A lot of what an analyst does is perform linear analysis. These analyses are guaranteed to produce human-readable stories, even if they aren't insightful.
The world in which we live is not linear. In the book, 17 Equations That Changed The World, the author, Ian Stewart, selects only three equations that are linear, the rest are non-linear.
This shows the limitations of linear analysis in explaining the world around us. A lot of what we experience in life is non-linear, from the flight of a ball in the air (parabolic) to the growth of your savings (exponential).
|What's true of the physical world is also true of the human brain too. One example is the way in which our brains use non-linear relationships to evaluate choices. One of the foundational tenets in the field of Behavioral Economics is Kahneman and Tversky's Prospect Theory and Loss Aversion.
Loss aversion describes the non-linear relationship between the value associated with gain of an item versus the value associated with loss of the same item. We would rather not lose something than find that same thing.
Whether we are conscious of this or not, our brains use it every day when we evaluate choices, protecting what we own is a greater driver of behavior than gaining new things, it is one reason why the insurance market is so large.
|A good analyst will over lay this non-linear understanding of the world when interpreting findings, however it would be useful if analytics software could allow for human-readable non-linear analytics (it's what makes Support Vector Machines so powerful, yet so indecipherable).
The secret to successful analytics lies in data engineering, as much as algorithm selection. Sure, there are exceptions to this. No doubt there are times when only one specific algorithm will work for a particular set of data. However, we believe there is no substitute for sound data engineering.

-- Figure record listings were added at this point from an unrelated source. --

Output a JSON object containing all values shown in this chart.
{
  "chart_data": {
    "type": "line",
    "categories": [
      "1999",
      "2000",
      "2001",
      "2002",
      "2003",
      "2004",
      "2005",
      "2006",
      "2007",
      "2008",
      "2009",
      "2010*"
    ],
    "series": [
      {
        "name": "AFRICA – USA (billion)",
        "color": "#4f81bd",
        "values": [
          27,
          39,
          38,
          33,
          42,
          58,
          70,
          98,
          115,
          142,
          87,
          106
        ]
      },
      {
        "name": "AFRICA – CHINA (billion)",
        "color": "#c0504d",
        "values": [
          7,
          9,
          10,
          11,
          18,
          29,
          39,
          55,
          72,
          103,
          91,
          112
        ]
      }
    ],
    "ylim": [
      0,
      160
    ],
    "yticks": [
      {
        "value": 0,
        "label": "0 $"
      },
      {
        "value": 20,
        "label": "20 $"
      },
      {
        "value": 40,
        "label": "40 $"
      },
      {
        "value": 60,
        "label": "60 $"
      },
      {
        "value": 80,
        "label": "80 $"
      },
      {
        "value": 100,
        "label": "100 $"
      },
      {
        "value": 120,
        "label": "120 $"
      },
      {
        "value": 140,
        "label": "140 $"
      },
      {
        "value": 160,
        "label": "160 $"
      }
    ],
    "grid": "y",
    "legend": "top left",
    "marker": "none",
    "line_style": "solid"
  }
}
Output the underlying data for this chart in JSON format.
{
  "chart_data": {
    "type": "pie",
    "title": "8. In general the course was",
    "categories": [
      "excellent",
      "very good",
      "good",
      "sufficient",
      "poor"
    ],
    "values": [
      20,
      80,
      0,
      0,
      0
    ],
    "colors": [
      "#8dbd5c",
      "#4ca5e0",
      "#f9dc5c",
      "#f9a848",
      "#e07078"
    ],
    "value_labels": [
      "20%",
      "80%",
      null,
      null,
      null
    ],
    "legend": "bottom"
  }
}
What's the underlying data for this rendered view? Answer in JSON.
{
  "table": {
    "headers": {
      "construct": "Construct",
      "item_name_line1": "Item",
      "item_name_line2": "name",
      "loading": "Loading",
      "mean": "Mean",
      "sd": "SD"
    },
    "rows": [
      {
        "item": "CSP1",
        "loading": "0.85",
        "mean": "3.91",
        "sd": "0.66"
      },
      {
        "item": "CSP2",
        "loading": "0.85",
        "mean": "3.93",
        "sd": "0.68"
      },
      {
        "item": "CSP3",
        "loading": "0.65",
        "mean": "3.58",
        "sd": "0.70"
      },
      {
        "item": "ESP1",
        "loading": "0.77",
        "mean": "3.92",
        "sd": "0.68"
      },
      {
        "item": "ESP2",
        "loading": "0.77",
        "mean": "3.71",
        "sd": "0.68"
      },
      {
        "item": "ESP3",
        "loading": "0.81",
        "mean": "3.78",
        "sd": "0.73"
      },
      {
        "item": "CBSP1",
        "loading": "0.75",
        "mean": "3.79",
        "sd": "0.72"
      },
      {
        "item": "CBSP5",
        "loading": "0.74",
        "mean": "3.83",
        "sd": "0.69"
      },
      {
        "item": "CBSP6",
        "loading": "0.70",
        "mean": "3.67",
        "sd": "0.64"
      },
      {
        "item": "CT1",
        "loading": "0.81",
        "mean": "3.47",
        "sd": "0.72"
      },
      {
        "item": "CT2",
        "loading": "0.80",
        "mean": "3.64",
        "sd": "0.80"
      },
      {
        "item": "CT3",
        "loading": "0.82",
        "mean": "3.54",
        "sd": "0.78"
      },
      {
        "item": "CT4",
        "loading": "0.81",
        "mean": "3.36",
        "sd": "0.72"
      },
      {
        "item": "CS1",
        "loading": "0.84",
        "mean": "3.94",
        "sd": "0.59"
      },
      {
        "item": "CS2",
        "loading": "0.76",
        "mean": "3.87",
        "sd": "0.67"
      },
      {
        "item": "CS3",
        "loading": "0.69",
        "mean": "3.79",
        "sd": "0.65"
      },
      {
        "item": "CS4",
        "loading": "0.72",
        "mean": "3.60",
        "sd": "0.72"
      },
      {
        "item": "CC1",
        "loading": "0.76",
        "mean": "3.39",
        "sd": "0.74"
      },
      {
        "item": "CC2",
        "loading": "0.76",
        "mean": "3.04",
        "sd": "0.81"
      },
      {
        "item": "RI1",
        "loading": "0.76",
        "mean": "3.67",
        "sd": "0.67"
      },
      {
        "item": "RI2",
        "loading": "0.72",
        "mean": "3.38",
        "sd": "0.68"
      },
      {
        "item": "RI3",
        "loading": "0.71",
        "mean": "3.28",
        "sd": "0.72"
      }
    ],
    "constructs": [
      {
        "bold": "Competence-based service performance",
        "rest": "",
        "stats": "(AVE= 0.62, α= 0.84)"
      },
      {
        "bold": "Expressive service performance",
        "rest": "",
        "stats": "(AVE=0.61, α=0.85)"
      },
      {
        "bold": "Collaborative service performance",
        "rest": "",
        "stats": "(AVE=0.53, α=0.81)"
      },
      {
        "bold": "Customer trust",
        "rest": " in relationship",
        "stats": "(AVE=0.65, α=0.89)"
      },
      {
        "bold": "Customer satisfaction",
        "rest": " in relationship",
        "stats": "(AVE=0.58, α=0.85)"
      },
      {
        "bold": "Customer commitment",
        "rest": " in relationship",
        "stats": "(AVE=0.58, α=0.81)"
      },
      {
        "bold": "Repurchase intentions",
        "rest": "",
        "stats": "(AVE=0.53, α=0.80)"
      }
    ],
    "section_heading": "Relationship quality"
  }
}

Data engineering is the process of feature creation. Features in the data are what an analytics algorithm will use to making predictions or estimation. Depending on how features are being created by a data engineering process will ultimately determine how human-readable the final models will be. It is easy to go from data engineering to data over-engineering.
An example of the pitfalls of data over-engineering is in the use of Support Vector Machines. The SVM classification algorithm is very powerful, it achieves this by a) only focusing on the handful of data points which defy a simple black-and-white separation of the data and b) performing data engineering that exposes powerful data features but which might not make sense to the ordinary person. For some use cases this is acceptable, but SVM classifications could easily enter the territory of "snake oil". SVM are an expert-user tool and the end user has to trust the person performing the analytics, because the outputs become too complex to explain in simple human terms.
Human readable models are a current focus of KL. We are in the middle of building out our data engineering functionality to allow users to create human-readable features from many different data-structure types. These new features will improve the power of KL's analytics algorithms without rendering them exclusively machine-readable.